To be worthwhile, your page must have content — it must be interesting and/or useful to other hackers. And that brings us to the next topic...

4. If you don't have functional English, learn it.

As an American and native English-speaker myself, I have previously been reluctant to suggest this, lest it be taken as a sort of cultural imperialism. But several native speakers of other languages have urged me to point out that English is the working language of the hacker culture and the Internet, and that you will need to know it to function in the hacker community.
Back around 1991 I learned that many hackers who have English as a second language use it in technical discussions even when they share a birth tongue; it was reported to me at the time that English has a richer technical vocabulary than any other language and is therefore simply a better tool for the job. For similar reasons, translations of technical books written in English are often unsatisfactory (when they get done at all).
Linus Torvalds, a Finn, comments his code in English (it apparently never occurred to him to do otherwise). His fluency in English has been an important factor in his ability to recruit a worldwide community of developers for Linux. It's an example worth following.

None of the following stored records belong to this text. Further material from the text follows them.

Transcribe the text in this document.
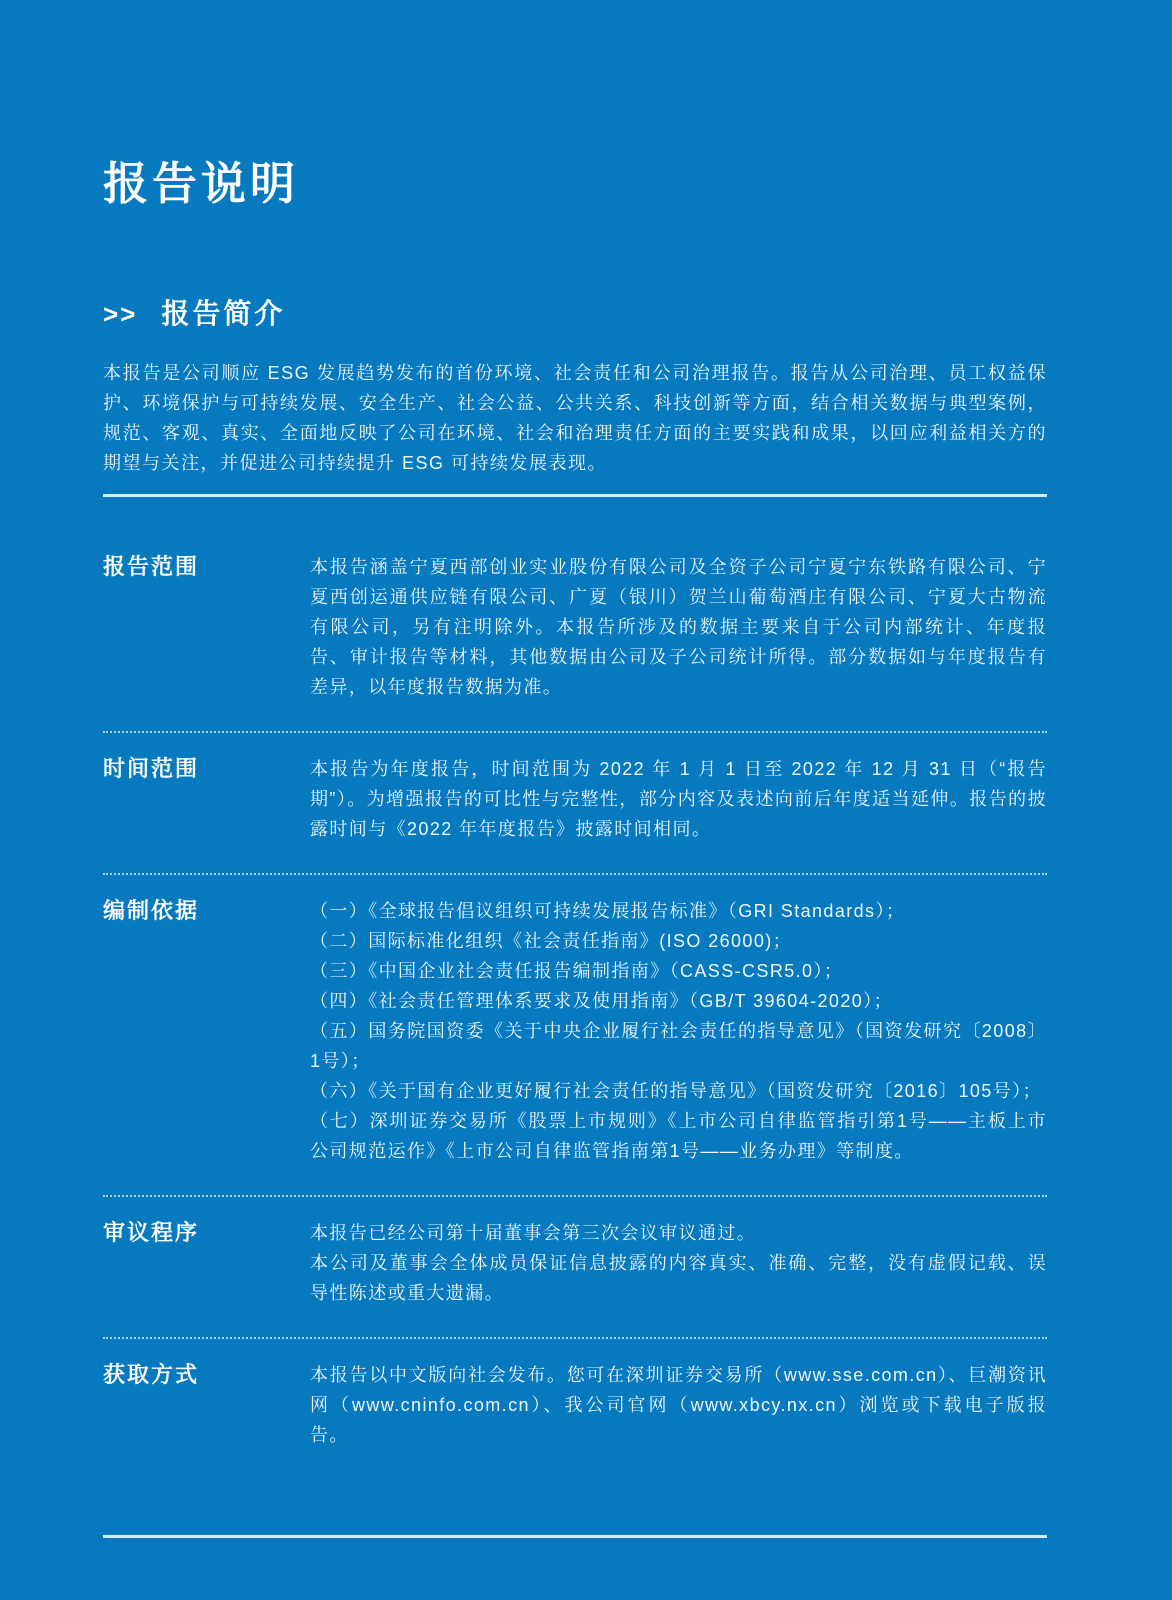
报告说明
>> 报告简介

本报告是公司顺应 ESG 发展趋势发布的首份环境、社会责任和公司治理报告。报告从公司治理、员工权益保护、环境保护与可持续发展、安全生产、社会公益、公共关系、科技创新等方面，结合相关数据与典型案例，规范、客观、真实、全面地反映了公司在环境、社会和治理责任方面的主要实践和成果，以回应利益相关方的期望与关注，并促进公司持续提升 ESG 可持续发展表现。

报告范围	本报告涵盖宁夏西部创业实业股份有限公司及全资子公司宁夏宁东铁路有限公司、宁夏西创运通供应链有限公司、广夏（银川）贺兰山葡萄酒庄有限公司、宁夏大古物流有限公司，另有注明除外。本报告所涉及的数据主要来自于公司内部统计、年度报告、审计报告等材料，其他数据由公司及子公司统计所得。部分数据如与年度报告有差异，以年度报告数据为准。

时间范围	本报告为年度报告，时间范围为 2022 年 1 月 1 日至 2022 年 12 月 31 日（“报告期”）。为增强报告的可比性与完整性，部分内容及表述向前后年度适当延伸。报告的披露时间与《2022 年年度报告》披露时间相同。

编制依据	（一）《全球报告倡议组织可持续发展报告标准》（GRI Standards）；

（二）国际标准化组织《社会责任指南》(ISO 26000)；

（三）《中国企业社会责任报告编制指南》（CASS-CSR5.0）；

（四）《社会责任管理体系要求及使用指南》（GB/T 39604-2020）；

（五）国务院国资委《关于中央企业履行社会责任的指导意见》（国资发研究〔2008〕1号）；

（六）《关于国有企业更好履行社会责任的指导意见》（国资发研究〔2016〕105号）；

（七）深圳证券交易所《股票上市规则》《上市公司自律监管指引第1号——主板上市公司规范运作》《上市公司自律监管指南第1号——业务办理》等制度。

审议程序	本报告已经公司第十届董事会第三次会议审议通过。

本公司及董事会全体成员保证信息披露的内容真实、准确、完整，没有虚假记载、误导性陈述或重大遗漏。

获取方式	本报告以中文版向社会发布。您可在深圳证券交易所（www.sse.com.cn）、巨潮资讯网（www.cninfo.com.cn）、我公司官网（www.xbcy.nx.cn）浏览或下载电子版报告。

Being a native English-speaker does not guarantee that you have language skills good enough to function as a hacker. If your writing is semi-literate, ungrammatical, and riddled with misspellings, many hackers (including myself) will tend to ignore you. While sloppy writing does not invariably mean sloppy thinking, we've generally found the correlation to be strong — and we have no use for sloppy thinkers. If you can't yet write competently, learn to.